Сунувшись за очередную дверь, я влипла физиономией в складки бархатной портьеры и поняла, что к сейфу – это сюда. Мебель в комнате была темной, массивной, а кровать под пышным балдахином выглядела так, что я лично возлегла бы на нее только в одном случае – имея в перспективе вечный сон. Ни о каких любовных играх на этом ложе не могло быть и речи. Максимум, кого можно было принять в такой спальне – это нотариуса, прибывшего, чтобы заверить завещание!
Тем не менее я без промедления нырнула под сень балдахина, проползла к подушкам и потянулась к картине, висящей над изголовьем кровати.
– Это что за мадам Помпадур? – от двери спросила Ирка, которой не понравилась изображенная на портрете дама.
– Это сама Ангелина Митрофановна в лучшие годы жизни, портрет маслом, работа неизвестного, но наверняка высокооплачиваемого художника, – отозвалась я, проворно ощупывая резную золоченую раму картины. – Сей живописец знатный льстец, он преукрасил натуру лучше, чем пластический хирург! Ага, вот оно!
Крутой завиток под моими настойчивыми пальцами подался, и нажатием невидимой кнопки дверца, замаскированная под картину, открылась. За ней обнаружился темно-зеленый металлический сейф с кодовым замком, вмонтированный в стену.
– Не трогайте! – пискнула Людочка. – Я вызову милицию!
– Милицию мы и сами вызовем, если что, – пообещала я, одну за другой сосредоточенно выставляя в пяти окошечках желтенькие металлические буковки. – «О», теперь «р», потом «и», снова «о» и, наконец, «н»… Вуаля!
– Как?.. – Людочка дернулась и затихла. Вероятно, этому поспособствовало то, что взволнованная Ирка слишком сильно стиснула ее бока своими могучими лапами.
– Так! – сказала я. – Так, как я и думала!
– Ну что там? – вытянув шею над плечом поникшей Людочки, спросила Ирка. – Пусто?
– Пусто, – подтвердила я, сползая с высокого банкирского ложа. Мимоходом сдернула с поддерживающей балдахин колонны витой шнур с кистями. – Поверни ее!
Ирка жестко развернула безвольную Людочку, я спутала ей руки за спиной помпезным шнуром и распорядилась:
– Тащи ее в гостиную, в этом склепе мне неуютно.
– А теперь что? – спросила подружка, перебазировав пленницу в гостиную и без особой заботы уложив ее прямо на пол.
Впрочем, на паркете лежал превосходный мягкий ковер, так что Людочке должно было быть удобно.
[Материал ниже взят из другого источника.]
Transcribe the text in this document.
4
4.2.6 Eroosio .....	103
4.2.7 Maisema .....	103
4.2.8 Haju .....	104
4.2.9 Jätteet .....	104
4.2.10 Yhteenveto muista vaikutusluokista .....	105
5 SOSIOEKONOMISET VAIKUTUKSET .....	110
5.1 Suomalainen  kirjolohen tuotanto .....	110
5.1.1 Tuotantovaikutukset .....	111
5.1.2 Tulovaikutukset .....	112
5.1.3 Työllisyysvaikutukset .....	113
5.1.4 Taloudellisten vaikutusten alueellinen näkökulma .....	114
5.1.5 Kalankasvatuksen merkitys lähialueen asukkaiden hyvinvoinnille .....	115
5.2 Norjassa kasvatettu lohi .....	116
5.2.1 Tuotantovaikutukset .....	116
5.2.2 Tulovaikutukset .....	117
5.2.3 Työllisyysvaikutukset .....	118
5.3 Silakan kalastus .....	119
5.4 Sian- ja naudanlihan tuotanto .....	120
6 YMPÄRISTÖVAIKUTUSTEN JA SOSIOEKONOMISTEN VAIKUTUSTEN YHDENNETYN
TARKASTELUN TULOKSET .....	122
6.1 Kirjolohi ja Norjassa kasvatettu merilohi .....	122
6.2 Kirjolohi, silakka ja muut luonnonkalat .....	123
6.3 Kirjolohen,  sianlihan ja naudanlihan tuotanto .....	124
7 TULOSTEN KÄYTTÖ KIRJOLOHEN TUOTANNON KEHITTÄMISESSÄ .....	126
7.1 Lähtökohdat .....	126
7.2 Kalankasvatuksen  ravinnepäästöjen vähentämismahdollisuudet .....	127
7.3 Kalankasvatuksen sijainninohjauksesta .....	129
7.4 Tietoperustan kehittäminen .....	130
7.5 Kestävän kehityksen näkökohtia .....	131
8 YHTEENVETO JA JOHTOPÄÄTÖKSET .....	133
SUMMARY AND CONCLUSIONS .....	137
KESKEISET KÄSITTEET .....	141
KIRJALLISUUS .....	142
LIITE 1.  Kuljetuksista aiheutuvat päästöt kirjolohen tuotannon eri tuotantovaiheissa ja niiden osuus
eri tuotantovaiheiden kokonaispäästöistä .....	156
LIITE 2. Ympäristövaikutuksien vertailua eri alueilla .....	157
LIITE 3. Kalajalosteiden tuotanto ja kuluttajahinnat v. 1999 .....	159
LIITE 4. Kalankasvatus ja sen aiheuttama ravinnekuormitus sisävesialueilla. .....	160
И пролежни ей не грозили: по моему плану, в самом скором времени Людочку ждала дорога.
– И не куда-нибудь, а в казенный дом! – сказала я вслух, подытоживая свои мысли.
– Что? – переспросила Ирка.
– Ирусик, операция вступает в решающую фазу, – сказала я ей.
– Это фаза «Пан или пропал»? – предположила подружка.
– Ты сегодня просто поражаешь меня своей догадливостью! – похвалила я. – Да, пан или пропал! О подробностях сейчас не буду говорить, наша канареечка уже просыпается… Выйдем-ка на пару слов.
Мы вышли из гостиной в прихожую, и там я, не теряя из виду ворочающуюся на ковре пленницу, шепотом проинструктировала подругу:
– Ирусик, лети ко мне домой. Няню отпусти, у нее как раз рабочий день заканчивается, и сиди с Масяней дома. Задерни шторы и включи в комнатах свет.
– Какой свет, сейчас только начало седьмого! – удивилась Ирка.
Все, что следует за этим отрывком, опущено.